I wanted to have a baby in April 2011. I didn’t want to talk about it with Robert or be pregnant or watch a child grow into an adult. I just wanted a baby in my arms. This desire burned like a fever all summer and then it started to fade. By November all my maternal instincts froze or went into hibernation or paled next to all the more interesting things I had to do. I attributed all of this to hormones and decided to decide on babies with my brain, and my partner. I think this was a good decision.
The day after we looked at a positive pregnancy test and Robert screamed into a pillow and I spent all day on the computer reading miscarriage statistics and symptoms, we hesitantly celebrated by driving to our favorite coffee shop in Evanston where I ordered a lox bagel, even though I knew that smoked fish was high on the list of things that pregnant women don’t get to do. I swapped my usual caffeinated beverage for an herbal tea, though, because pregnant women make sacrifices and I’m telling you that I did this because I want you to think I am a good person.
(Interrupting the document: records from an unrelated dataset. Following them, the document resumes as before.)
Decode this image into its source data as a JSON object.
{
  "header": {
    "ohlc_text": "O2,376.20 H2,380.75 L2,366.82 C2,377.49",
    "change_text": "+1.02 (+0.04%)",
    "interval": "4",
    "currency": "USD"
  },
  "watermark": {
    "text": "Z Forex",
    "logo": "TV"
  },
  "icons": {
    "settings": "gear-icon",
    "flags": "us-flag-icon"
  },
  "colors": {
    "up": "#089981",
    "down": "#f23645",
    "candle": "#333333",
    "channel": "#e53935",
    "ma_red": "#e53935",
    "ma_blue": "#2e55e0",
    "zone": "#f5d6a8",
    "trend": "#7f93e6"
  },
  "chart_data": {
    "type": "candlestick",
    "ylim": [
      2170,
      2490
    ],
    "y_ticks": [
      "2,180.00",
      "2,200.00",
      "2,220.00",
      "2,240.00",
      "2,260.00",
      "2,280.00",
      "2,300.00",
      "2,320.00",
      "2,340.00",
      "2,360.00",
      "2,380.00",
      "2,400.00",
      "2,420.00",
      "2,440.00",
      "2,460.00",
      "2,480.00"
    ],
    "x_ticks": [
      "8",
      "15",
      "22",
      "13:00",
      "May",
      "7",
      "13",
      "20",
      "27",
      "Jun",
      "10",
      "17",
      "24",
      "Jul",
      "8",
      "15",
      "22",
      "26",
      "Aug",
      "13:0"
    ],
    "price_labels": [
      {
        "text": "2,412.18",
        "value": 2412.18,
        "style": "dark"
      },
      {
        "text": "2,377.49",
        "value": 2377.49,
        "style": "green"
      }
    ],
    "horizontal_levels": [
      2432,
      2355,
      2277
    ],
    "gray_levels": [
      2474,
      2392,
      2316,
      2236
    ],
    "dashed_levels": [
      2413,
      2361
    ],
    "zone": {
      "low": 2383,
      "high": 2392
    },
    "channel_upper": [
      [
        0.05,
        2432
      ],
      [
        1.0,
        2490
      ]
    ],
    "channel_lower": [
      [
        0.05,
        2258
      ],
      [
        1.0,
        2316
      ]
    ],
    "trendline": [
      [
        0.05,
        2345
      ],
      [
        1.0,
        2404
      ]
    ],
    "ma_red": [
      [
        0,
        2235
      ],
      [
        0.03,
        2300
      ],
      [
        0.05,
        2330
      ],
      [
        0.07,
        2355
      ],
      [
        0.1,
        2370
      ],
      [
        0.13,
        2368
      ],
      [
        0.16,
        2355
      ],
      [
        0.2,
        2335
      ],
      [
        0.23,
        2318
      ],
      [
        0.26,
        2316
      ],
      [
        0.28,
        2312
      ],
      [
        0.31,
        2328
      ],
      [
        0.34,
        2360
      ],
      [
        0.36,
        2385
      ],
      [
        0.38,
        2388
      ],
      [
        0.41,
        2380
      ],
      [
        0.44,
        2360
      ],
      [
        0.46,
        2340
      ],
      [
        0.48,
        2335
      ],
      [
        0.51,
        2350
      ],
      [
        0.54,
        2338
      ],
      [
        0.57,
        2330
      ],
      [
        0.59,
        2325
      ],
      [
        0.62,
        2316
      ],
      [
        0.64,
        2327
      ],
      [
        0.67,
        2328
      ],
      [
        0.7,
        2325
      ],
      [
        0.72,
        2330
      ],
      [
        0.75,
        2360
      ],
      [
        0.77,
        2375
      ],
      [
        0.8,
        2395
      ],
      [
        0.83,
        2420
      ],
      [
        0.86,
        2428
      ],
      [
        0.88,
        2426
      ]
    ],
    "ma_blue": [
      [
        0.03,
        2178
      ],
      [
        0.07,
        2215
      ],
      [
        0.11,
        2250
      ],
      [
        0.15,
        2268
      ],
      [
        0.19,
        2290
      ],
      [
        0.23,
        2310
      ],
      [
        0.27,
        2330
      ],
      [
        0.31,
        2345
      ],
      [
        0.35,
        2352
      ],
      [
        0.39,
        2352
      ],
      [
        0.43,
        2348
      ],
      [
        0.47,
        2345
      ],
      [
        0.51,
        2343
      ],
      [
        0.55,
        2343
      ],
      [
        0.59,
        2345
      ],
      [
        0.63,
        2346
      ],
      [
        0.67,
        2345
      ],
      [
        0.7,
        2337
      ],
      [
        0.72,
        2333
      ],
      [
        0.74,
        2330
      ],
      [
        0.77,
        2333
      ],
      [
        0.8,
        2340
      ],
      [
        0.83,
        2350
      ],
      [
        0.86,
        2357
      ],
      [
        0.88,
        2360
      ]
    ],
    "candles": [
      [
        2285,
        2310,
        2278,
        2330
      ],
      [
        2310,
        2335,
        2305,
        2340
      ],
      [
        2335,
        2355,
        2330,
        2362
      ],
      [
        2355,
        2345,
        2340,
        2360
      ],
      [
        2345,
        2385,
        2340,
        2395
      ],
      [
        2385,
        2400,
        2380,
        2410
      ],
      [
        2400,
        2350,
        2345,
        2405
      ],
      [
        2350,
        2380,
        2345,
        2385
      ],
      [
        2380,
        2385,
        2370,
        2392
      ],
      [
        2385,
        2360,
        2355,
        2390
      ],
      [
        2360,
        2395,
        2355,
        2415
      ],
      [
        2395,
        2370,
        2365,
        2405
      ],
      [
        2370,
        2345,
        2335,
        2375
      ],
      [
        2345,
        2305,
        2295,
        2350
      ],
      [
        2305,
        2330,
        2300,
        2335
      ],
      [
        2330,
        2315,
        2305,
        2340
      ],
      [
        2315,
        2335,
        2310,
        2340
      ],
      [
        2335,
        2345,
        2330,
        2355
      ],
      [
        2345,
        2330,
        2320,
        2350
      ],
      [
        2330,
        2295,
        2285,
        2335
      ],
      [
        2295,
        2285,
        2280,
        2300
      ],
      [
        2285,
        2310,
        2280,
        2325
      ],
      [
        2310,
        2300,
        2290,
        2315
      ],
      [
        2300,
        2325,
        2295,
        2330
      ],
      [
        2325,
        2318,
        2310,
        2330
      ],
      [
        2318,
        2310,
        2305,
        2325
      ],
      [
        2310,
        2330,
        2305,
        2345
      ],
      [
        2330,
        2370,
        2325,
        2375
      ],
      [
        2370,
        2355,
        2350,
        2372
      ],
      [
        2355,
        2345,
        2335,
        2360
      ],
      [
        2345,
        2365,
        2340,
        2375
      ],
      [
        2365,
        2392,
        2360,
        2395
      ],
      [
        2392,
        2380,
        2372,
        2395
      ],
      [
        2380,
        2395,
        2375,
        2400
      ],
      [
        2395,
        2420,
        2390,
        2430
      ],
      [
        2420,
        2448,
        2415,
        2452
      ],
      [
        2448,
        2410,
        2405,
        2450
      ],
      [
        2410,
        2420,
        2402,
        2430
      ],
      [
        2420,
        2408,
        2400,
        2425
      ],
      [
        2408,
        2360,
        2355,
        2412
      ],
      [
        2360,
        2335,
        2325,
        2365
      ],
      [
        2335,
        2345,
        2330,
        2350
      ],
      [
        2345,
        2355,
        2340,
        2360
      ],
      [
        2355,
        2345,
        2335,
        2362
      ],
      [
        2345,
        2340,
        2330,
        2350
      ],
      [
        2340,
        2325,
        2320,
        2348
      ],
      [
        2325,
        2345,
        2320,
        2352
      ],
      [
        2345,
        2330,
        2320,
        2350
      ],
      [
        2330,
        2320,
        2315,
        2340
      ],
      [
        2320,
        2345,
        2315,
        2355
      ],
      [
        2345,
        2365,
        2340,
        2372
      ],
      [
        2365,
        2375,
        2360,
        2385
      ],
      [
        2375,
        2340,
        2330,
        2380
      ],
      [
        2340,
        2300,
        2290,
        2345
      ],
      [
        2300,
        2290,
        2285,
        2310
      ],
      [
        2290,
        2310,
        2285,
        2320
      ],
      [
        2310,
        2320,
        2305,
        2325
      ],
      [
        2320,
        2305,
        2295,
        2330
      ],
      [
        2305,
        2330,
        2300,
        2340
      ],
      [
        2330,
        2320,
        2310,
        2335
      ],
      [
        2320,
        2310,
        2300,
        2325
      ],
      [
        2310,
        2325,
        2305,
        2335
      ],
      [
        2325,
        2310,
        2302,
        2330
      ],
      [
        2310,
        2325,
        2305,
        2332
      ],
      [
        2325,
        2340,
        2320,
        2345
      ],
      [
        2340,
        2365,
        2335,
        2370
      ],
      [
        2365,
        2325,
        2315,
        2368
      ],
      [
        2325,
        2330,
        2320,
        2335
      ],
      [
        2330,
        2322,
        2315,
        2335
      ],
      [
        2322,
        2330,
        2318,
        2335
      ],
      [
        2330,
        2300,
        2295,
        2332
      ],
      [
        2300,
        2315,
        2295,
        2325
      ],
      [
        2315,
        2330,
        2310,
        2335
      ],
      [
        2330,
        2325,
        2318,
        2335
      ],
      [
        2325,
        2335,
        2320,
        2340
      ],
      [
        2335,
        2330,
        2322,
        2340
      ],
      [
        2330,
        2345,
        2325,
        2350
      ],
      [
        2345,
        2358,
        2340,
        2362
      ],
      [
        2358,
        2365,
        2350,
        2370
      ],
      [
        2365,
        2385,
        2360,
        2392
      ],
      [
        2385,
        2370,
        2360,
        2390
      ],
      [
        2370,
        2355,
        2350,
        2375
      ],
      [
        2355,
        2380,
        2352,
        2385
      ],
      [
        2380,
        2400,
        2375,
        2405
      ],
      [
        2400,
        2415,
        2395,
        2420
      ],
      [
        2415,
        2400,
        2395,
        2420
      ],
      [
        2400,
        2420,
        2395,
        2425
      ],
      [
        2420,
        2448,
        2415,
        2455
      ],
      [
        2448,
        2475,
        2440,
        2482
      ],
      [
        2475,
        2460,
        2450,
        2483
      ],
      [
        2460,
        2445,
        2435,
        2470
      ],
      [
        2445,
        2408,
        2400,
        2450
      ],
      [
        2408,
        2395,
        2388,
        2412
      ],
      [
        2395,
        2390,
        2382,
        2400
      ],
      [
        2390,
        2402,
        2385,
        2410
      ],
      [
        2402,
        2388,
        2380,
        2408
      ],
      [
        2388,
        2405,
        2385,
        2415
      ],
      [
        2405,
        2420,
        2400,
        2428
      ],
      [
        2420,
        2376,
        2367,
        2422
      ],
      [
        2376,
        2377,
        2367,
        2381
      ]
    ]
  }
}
At my first doctor’s appointment the nurse with the clinical tone asked for the date of my last period and then asked if we were keeping the fetus. I said yes, because there was no question, but I was so glad she asked. Later, the nurse practitioner with the shiny hair and smiley teeth came into and said, “Congratulations!” I didn’t know what to say back, but I was so glad for her warmth. I went home and thought about how pregnancy, even early pregnancy with all it’s horrifying risk of loss, made me even more ardently pro choice than I was before, and I never posted about it on this blog, even though I wanted to.
We heard the heart beat at 11 weeks. At 14 the heartbeat went missing and my OB sent us to the hospital for an emergency ultrasound. I got a plastic hospital bracelet and prescription slip that said “No FHB. Confirm viability.” and I sobbed heavy heaving sobs until suddenly I stopped and knew I needed to show Robert that everything would be okay, even if it wasn’t. I still quake before every appointment. I still worry every day.
At 18 weeks we switched practices and the new OB told me that I could eat sushi and smoked fish and runny eggs and stinky cheese and artificial sugars and so I did.
At 18 weeks we found out we’re having a girl.
At 19 weeks I spent too much money on maternity clothes and breathed a sigh of comfort and relief.
Robert felt the baby move at 24 weeks and breathed his own sigh of relief.
At 27 weeks I started to panic about raising a little girl by myself in a patriarchal religion. I don’t know who will bless or baptize her. I don’t know how to tell her that I don’t believe the things her religious leaders will say about girls and women are right or good. I don’t know how I will impress upon her that God loves girls as much as boys, or how I will explain that not all people do.
At 29 weeks people keep asking me how I’m feeling, which feels momentarily strange because I feel happy and healthy and fine, but it also feels really, really nice.
I spent seven months not writing here or anywhere about being pregnant because I don’t know how to give these events meaning yet. I’m a storyteller, and it’s hard to tell a story without reason or understanding or lessons learned. I think the stories will unfold one of these days or months or years and I don’t want to ruin them by writing them down prematurely all half-formed and short on joy. I don’t want to ruin them by sharing them with the world. But I also know that the best way to ruin a story is not to tell it at all.